Он увидел себя в каком то узком, но довольно длинном помещении, стоящим перед поперечным прилавком, преграждающим ему дорогу. За прилавком, в глубине комнаты, шевелилась какая-то картонная женская фигура. Ее лицо, освещенное цветными огнями, показалось ему странно знакомым. Где он видел этот чудесный овал лица, капризную линию губ, смеющиеся глаза и чуть приподнятую левую бровь, придававшую всему лицу чуть насмешливое выражение?
И только когда невидимые руки подали ему карабин и он понял, что нужно стрелять в эту качающуюся очаровательную мишень, целясь в круг, изображенный на левой стороне груди, на самом сердце, он узнал ее. Ведь это же была она, его полузнакомая незнакомка из маленького старинного городка с островерхими крышами, на которых снег казался ватой, небрежно наброшенной на рождественскую елку. Это была несомненно она: хотя и картонная, но вместе с тем настолько живая и реальная, как это может быть только во сне. И самое странное было то, что стрелять в нее не показалось ему чудовищным преступлением, а исполнением какого-то долга, соединенного с сознанием важности попадания.

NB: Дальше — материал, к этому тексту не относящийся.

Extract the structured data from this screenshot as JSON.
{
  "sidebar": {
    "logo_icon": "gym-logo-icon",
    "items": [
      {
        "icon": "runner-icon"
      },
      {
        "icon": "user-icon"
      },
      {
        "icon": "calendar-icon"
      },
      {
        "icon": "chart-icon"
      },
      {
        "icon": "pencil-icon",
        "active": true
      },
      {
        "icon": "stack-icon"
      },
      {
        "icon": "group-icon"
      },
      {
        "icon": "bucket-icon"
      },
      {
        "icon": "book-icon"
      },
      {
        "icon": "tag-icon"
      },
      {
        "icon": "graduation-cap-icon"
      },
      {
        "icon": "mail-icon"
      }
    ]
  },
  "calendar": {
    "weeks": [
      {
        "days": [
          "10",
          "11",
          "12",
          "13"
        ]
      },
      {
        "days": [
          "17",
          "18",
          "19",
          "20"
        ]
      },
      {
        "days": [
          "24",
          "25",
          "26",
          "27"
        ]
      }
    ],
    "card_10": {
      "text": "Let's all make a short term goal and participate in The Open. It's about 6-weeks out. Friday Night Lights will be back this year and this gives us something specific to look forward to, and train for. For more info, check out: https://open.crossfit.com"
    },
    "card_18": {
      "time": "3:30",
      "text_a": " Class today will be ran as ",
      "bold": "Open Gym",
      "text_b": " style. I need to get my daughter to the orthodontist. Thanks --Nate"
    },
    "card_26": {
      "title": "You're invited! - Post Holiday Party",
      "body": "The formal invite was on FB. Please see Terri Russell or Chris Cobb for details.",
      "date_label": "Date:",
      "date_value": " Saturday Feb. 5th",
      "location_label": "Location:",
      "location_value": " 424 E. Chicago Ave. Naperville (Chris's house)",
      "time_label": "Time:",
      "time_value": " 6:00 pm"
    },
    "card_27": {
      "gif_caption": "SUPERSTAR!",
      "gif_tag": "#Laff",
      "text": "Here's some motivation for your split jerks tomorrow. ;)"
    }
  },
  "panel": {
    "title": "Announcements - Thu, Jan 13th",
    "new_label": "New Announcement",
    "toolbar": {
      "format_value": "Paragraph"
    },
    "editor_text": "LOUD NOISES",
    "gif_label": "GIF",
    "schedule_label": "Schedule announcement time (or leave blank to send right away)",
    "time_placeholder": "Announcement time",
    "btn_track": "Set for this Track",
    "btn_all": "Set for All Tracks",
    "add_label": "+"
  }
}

А она раскачивалась, улыбалась ему, вскидывая свою изумительную подвижную левую бровь и пела:
«Я принцесса из тира,У меня картонное сердце,Попади в него, — и я упаду к твоим ногам.Но если промахнешься,То можешь объехать полмираИ нигде не найдешь покояУсталым глазам».
Песенка эта была довольно нескладная, но, так как он сам не был поэтом, а кроме того ее пела «она», — мотив и слова врезались в его память.
Привычным движением стрелка он вскинул карабин, прищурил глаз и нацелился в роковой кружок картонного сердца. Странный это был карабин! Вероятно за секрет его конструкции дорого заплатили бы обе воюющие стороны. Оно стреляло непрерывнее, чем пулемет, причем на ней не было ни обычного диска ружей-автоматов, ни обыкновенной ленты тяжелых пулеметов.
Но его совершенно не тронула ни чудодейственная конструкция необычайного карабина, ни длительность, с которой он стрелял, не меняя ленты. О пулеметных задержках, несмотря на то, что он был специалист, он даже не подумал. Его поразило и оскорбило другое обстоятельство: как он ни целился, как ни напрягал и без того острого зрения стрелка, ни одна из этой кинематографической вереницы пуль не попала в картонное сердце странной девушки. А она качалась и пела:
«Я принцесса из тира,У меня картонное сердце…»
И капризно вскидывала левую бровь, казалось предназначенную для того, чтобы издеваться над влюбленными неудачниками.
Потом все закрутилось с молниеносной быстротой, девушка еще раз вскинула свою неестественную бровь и превратилась в усатого денщика, с невероятными усилиями будившего своего командира. Во-первых, был готов утренний завтрак, а, во-вторых, пришло приказание: танковой колонне немедленно отправляться для выполнения очередной боевой операции.
Ему недолго пришлось размышлять над этим странным сновидением. Жестокие бои с превосходящими силами противника моментально притушили всякое воспоминание о нем. А потом, уже весной, ранение, не очень серьезное, но делавшее работу невозможной, вывели его из строя. И он снова очутился в игрушечном городке, с домиками, напоминающими елочные украшения. Через две недели, еще немного припадая на не совсем зажившую ногу, он вышел из госпиталя с твердым намерением найти дом, где жила «принцесса из тира».